Select the Ctrl + O key combination, select the Enter key, then select the Ctrl + X key combination to save the changes you made and close the file.
Task 5: Import the modified template and parameters file into the existing cluster
To conclude this exercise, you'll import the modified template and its parameters file into the existing cluster, overriding its current configuration.
Run the following command in Cloud Shell to import the modified template and its parameters file into the existing cluster:
cyclecloud import_cluster contoso-custom-slurm-lab-cluster --file ~/cyclecloud-slurm/templates/slurm.txt -p ~/params.json -c Slurm --force
Note
You must specify the name of the target cluster and the
--force
flag to overwrite the existing cluster's configuration.On your computer, open another browser window and navigate to the https://<IP_address> URL. If you're prompted, confirm that you want to proceed.
If you're prompted to authenticate, sign in by providing credentials of the same Azure CycleCloud application user account you used to configure Azure CycleCloud CLI.
In the Azure CycleCloud graphical interface, navigate to the Clusters page.
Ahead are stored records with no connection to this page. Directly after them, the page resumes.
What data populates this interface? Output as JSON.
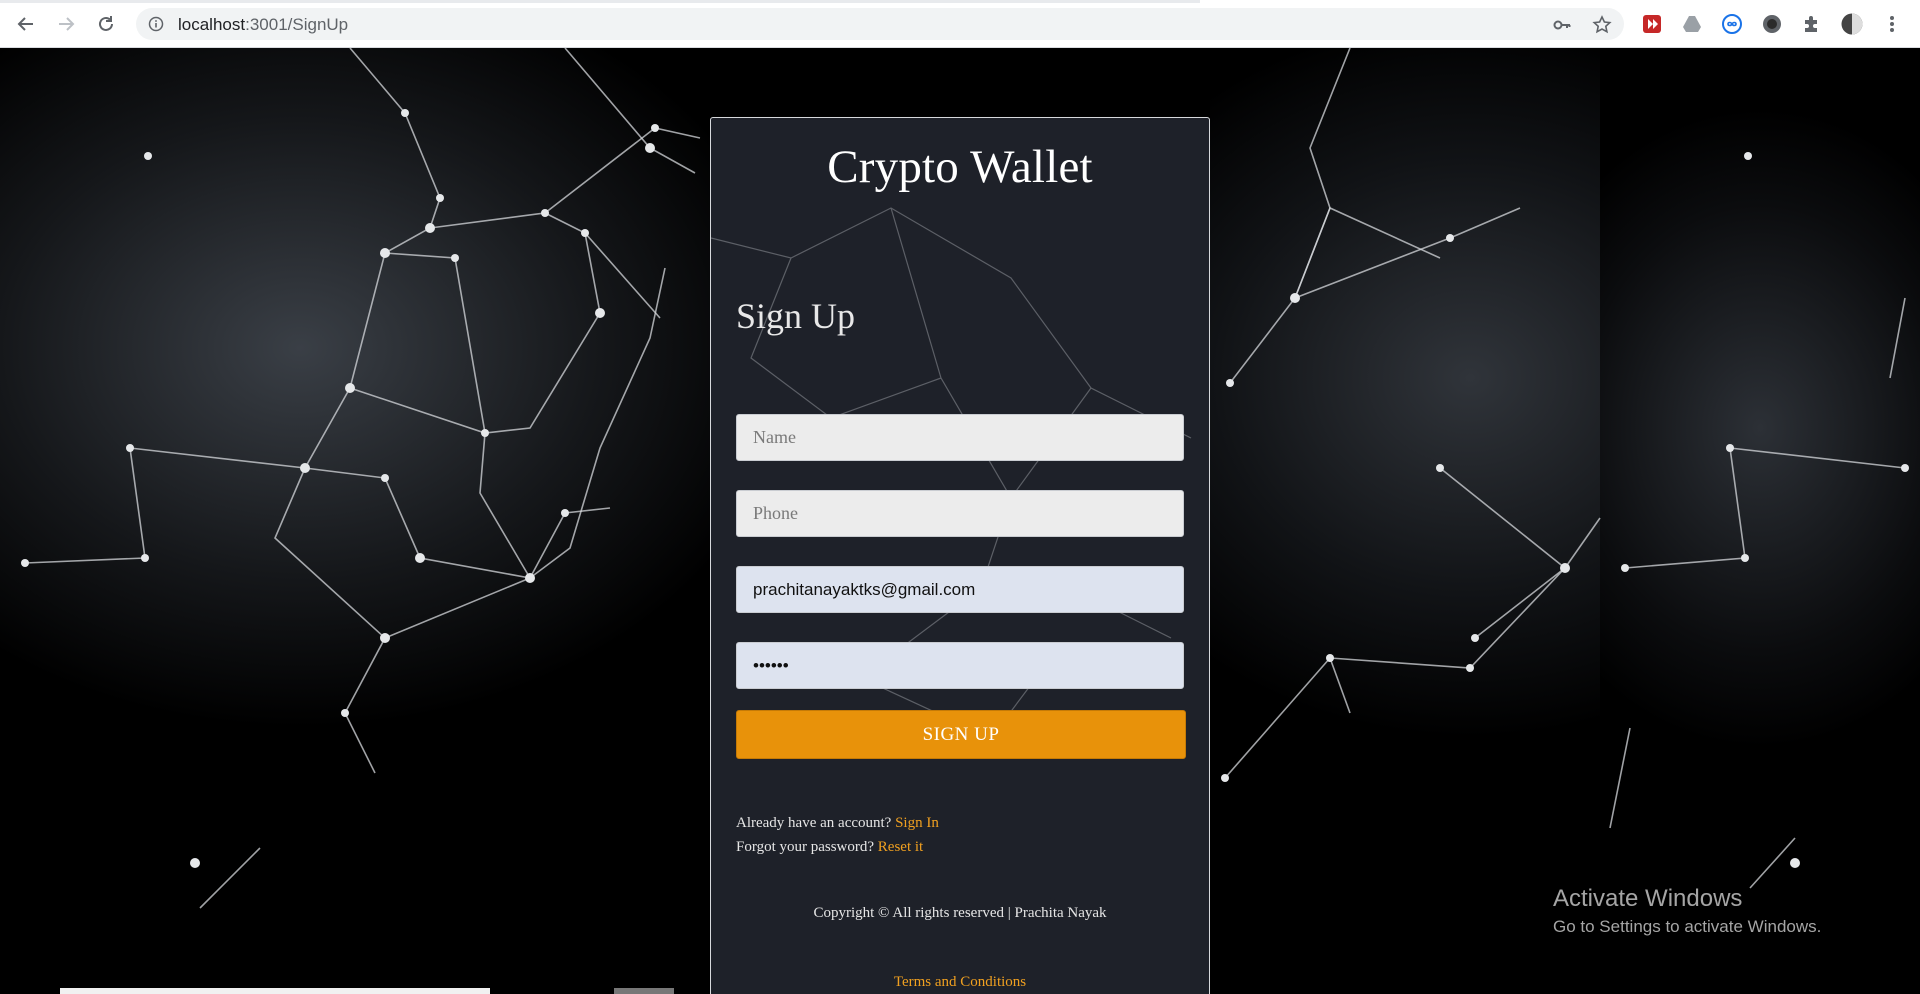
{
  "browser": {
    "url_host": "localhost",
    "url_path": ":3001/SignUp"
  },
  "page": {
    "brand": "Crypto Wallet",
    "heading": "Sign Up"
  },
  "form": {
    "name_placeholder": "Name",
    "phone_placeholder": "Phone",
    "email_value": "prachitanayaktks@gmail.com",
    "password_value": "••••••",
    "signup_label": "SIGN UP"
  },
  "links": {
    "account_text": "Already have an account?",
    "signin_label": "Sign In",
    "forgot_text": "Forgot your password?",
    "reset_label": "Reset it"
  },
  "footer": {
    "copyright": "Copyright © All rights reserved | Prachita Nayak",
    "terms": "Terms and Conditions"
  },
  "windows_watermark": {
    "title": "Activate Windows",
    "subtitle": "Go to Settings to activate Windows."
  },
  "colors": {
    "accent": "#e8920a",
    "link": "#f0a020",
    "card_bg": "#20242c"
  }
}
In the list of clusters, select the contoso-custom-slurm-lab-cluster entry, then select Edit.
In the Edit contoso-custom-slurm-lab-cluster pop-up window, on the About page, select Next.
On the Required settings page, verify the presence of the CUDA VM Type entry set to Standard_NC6 value and the corresponding autoscaling options:
Congratulations! You successfully completed the second exercise of this module. In this exercise, you further customized your Azure CycleCloud cluster by using a modified template including the definition of a new nodearray with the corresponding partition. To accomplish this goal, after editing the template, you exported and edited the cluster parameters file and imported it, along with the modified template, into the cluster.
Note
Don't delete the resources you deployed and configured in this exercise if you plan to run the next exercise. These resources are required in order to complete the next exercise.